A total of 8,391 people voted Labour in Aylesbury in May.
Ed Miliband, the former leader of the Labour Party, resigned after losing to the Conservatives in May’s elections.
He met about 20 members of the party at a meeting in Ipswich – and issued a stern warning about returning to the 1980s when, he said, the party proved to be unelectable, spending a total of 18 years in opposition.
Meanwhile Mr Corbyn’s two main rivals for the Labour leadership are engaged a bitter fight over who is best-placed to halt the left-winger’s charge.
As one key figure in the stop-Corbyn movement admits: ‘On some of the tests which people will set up he may actually do quite well: I could imagine people being interested in him and what he says and him seeming a breath of fresh air compared to some of the others.
Bookmaker Paddy Power has already paid out on bets that Mr Corbyn will win the contest while Scottish newspaper the Daily Record has endorsed the Islington North MP.
Andy Burnham, Liz Kendall and Yvette Cooper, along with bookmakers’ favourite Jeremy Corbyn, have all put themselves forward for the job and after weeks of campaigning, voting has got underway.
“Andy has experience and I think he is Prime Ministerial material”.
Corbyn’s surprise popularity among members and has caused consternation in the higher echelons of the party.

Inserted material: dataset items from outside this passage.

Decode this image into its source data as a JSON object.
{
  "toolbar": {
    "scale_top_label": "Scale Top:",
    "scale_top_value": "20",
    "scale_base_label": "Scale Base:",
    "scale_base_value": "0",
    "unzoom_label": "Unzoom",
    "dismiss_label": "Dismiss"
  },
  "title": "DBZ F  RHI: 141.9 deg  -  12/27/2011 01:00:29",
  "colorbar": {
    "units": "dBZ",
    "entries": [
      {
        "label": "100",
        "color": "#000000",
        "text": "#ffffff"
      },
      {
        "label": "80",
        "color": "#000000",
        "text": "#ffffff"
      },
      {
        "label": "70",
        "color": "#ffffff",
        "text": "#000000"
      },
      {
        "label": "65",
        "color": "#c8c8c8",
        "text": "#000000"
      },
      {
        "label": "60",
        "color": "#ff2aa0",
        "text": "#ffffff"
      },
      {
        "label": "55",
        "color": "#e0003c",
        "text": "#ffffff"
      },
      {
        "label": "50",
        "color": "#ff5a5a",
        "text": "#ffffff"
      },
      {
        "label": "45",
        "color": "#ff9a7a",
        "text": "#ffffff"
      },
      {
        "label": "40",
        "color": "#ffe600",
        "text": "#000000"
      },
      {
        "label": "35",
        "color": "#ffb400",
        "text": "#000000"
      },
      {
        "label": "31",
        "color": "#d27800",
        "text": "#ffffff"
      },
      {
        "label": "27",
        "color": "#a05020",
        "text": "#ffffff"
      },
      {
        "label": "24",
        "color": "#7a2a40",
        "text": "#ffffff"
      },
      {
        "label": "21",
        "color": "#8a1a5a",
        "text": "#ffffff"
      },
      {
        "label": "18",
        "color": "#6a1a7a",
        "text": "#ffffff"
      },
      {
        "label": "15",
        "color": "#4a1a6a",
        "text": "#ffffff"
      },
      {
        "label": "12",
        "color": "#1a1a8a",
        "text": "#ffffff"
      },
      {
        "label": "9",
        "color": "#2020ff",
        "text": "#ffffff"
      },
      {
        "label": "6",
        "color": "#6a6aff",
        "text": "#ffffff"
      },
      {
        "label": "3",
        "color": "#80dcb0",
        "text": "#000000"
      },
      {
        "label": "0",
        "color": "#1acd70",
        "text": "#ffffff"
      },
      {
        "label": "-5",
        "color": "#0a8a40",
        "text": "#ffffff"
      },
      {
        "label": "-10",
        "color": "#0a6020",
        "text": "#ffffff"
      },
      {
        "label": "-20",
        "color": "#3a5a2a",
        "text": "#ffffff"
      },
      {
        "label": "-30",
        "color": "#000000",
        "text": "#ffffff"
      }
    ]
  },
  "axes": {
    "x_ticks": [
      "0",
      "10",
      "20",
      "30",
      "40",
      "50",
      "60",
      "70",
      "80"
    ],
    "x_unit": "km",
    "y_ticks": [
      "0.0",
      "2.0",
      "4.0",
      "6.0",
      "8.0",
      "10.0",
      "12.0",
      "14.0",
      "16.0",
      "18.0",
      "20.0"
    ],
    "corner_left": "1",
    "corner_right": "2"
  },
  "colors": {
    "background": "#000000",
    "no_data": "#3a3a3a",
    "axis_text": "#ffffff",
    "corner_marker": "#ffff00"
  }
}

The editorial concludes: “So we ask our readers who have a vote in the contest to think about the long-term health of the party”.
And to cheers and applause from party members, he added: “If we had listened to our councillors through our term in government we would have done a simple thing – built more council houses”. “And I want to see real democracy so this election gives a very strong mandate for change within our society”.
Ballot papers sent out by the party to the first of more than 600,000 voters will begin arriving this week and Mr Burnham will attempt to portray the contest as a straight battle between himself and Mr Corbyn.
Mr Rabbitte, who was leader of the Irish Labour Party from October 2002 until August 2007, said Irish party members should not attempt to influence their British counterparts during the campaign.
‘What I find disappointing is those who say we’re going to be against everything no matter what it is, ‘ he said.
The Labour leadership frontrunner had declared that he did not know who Dyab Abou Jahjah was as he angrily dismissed allegations of anti-Semitism.
The JC had featured the news that the then Board of Deputies president Henry Grunwald QC had written to the Home Secretary of the time, Jacqui Smith, to raise concerns about Jahjah’s presence in Britain.
An avowed socialist and long-serving lawmaker, Corbyn was nominated to represent his party’s far left and has shot up in the polls thanks to a swell of grassroots support.